The ABC-SMC scheme of Toni et al. involves creating intermediary distributions,
that get closer and closer to the true posterior distribution as the distance
gets closer and closer to 0. In each step of creating intermediary
distributions, we are collecting a finite amount of samples. Since we're not
collecting an infinite amount, there's a chance that the tail ends of the
distribution won't get sampled. Not including an acceptable particle in one
population means that the next population would be missing the tails. The more
populations there are, the more likely that we would be undersampling tails.
Having a perturbation kernel lets the algorithm sample more from the tails.
Larger perturbations is beneficial because samples close to the extremes (which
have a low probability of being explored) become more likely to be explored.
However, if it's set too large, then we might be putting too much weight to
these low probability particles, making the variance of the posterior larger
than what it should be.

## Issues:

Intermediate distribution sometimes assigns a lot of weight to highly
improbable areas, probably because the weighting scheme gets really close to 0
in the denominator.

The weighting scheme is:
  Prior(x) / sum of each i-th particle's previous weight times the kernel pdf of (perturbed particle given particle i)

Using a Gaussian kernel, if a particle is proposed that is really far (i.e. low
pdf values) from the accepted particles of the previous generation, then
the denominator would be tiny, which would blow up the weight for the perturbed
particle.

Possible solution:

Use a Uniform kernel instead. If something is close enough, then we use the PDF
of it, multiplied by some weight, then add all those up. Less likely to be
really tiny?

We could also add some positive value to the denominator, so that if a
proposal is made, and all the accepted particles from the previous generation
are too far from the perturbed proposal, we won't blow up the weight too much.

What if the value to add was 1? In that case, we're essentially sampling from the prior.

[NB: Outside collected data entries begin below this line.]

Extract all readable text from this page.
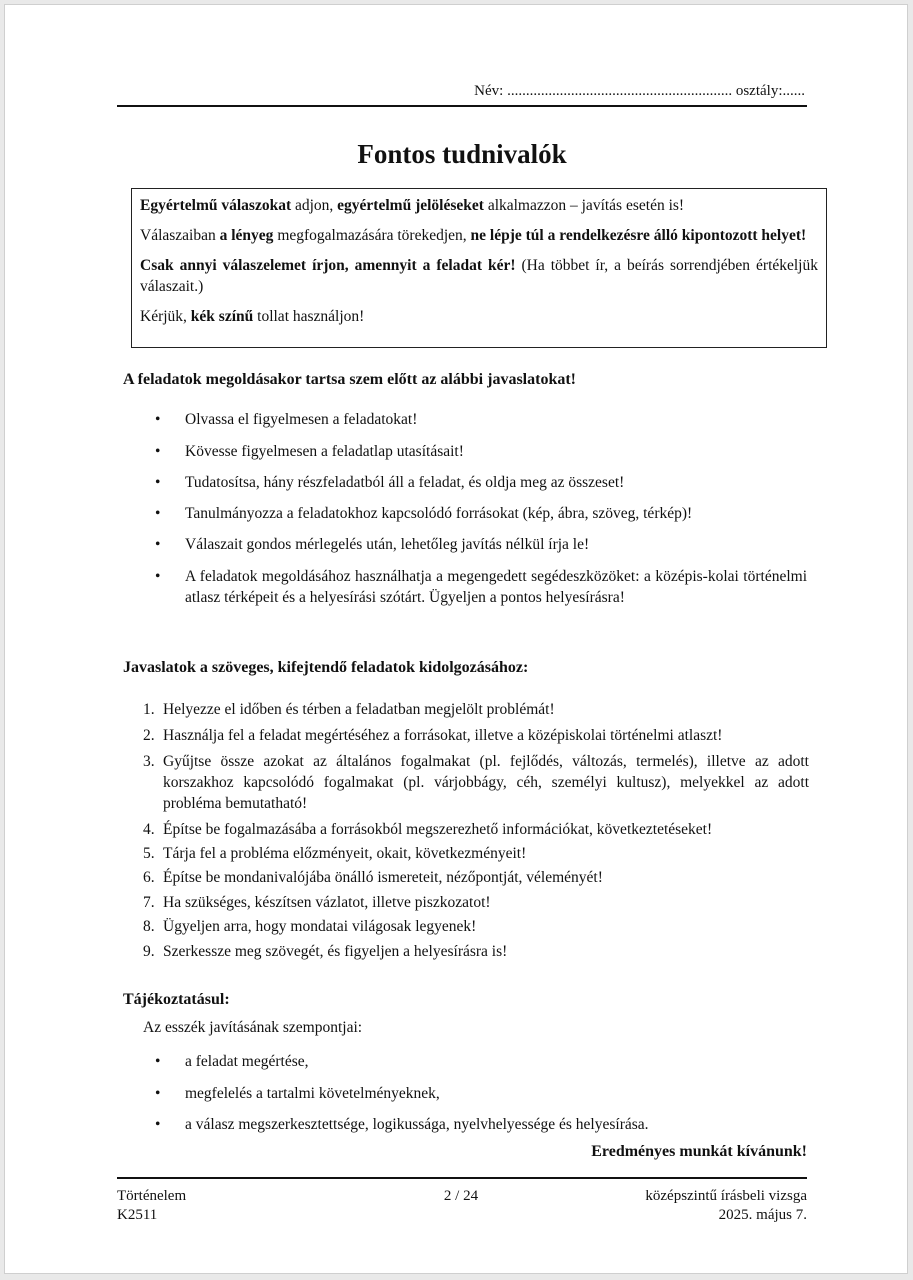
Név: ............................................................ osztály:......
Fontos tudnivalók

Egyértelmű válaszokat adjon, egyértelmű jelöléseket alkalmazzon – javítás esetén is!

Válaszaiban a lényeg megfogalmazására törekedjen, ne lépje túl a rendelkezésre álló kipontozott helyet!

Csak annyi válaszelemet írjon, amennyit a feladat kér! (Ha többet ír, a beírás sorrendjében értékeljük válaszait.)

Kérjük, kék színű tollat használjon!

A feladatok megoldásakor tartsa szem előtt az alábbi javaslatokat!
• Olvassa el figyelmesen a feladatokat!
• Kövesse figyelmesen a feladatlap utasításait!
• Tudatosítsa, hány részfeladatból áll a feladat, és oldja meg az összeset!
• Tanulmányozza a feladatokhoz kapcsolódó forrásokat (kép, ábra, szöveg, térkép)!
• Válaszait gondos mérlegelés után, lehetőleg javítás nélkül írja le!
• A feladatok megoldásához használhatja a megengedett segédeszközöket: a középis-kolai történelmi atlasz térképeit és a helyesírási szótárt. Ügyeljen a pontos helyesírásra!
Javaslatok a szöveges, kifejtendő feladatok kidolgozásához:
1. Helyezze el időben és térben a feladatban megjelölt problémát!
2. Használja fel a feladat megértéséhez a forrásokat, illetve a középiskolai történelmi atlaszt!
3. Gyűjtse össze azokat az általános fogalmakat (pl. fejlődés, változás, termelés), illetve az adott korszakhoz kapcsolódó fogalmakat (pl. várjobbágy, céh, személyi kultusz), melyekkel az adott probléma bemutatható!
4. Építse be fogalmazásába a forrásokból megszerezhető információkat, következtetéseket!
5. Tárja fel a probléma előzményeit, okait, következményeit!
6. Építse be mondanivalójába önálló ismereteit, nézőpontját, véleményét!
7. Ha szükséges, készítsen vázlatot, illetve piszkozatot!
8. Ügyeljen arra, hogy mondatai világosak legyenek!
9. Szerkessze meg szövegét, és figyeljen a helyesírásra is!
Tájékoztatásul:
Az esszék javításának szempontjai:
• a feladat megértése,
• megfelelés a tartalmi követelményeknek,
• a válasz megszerkesztettsége, logikussága, nyelvhelyessége és helyesírása.
Eredményes munkát kívánunk!
Történelem
K2511
2 / 24	középszintű írásbeli vizsga
2025. május 7.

If we encounter a perturbed particle that is close enough, then the denominator
would be greater than 1, which would downweight said particle a little bit. We
know this is a little bit because weights from the previous round are
normalized (which are essentially probabilities.) We're multiplying a
probability times the kernel value, which is probably going to be tiny. Not
necessarily? The kernel value could be pretty high if the distribution is
narrow (e.g. Normal distribution with standard deviation 0.1). What if we
normalize the densities?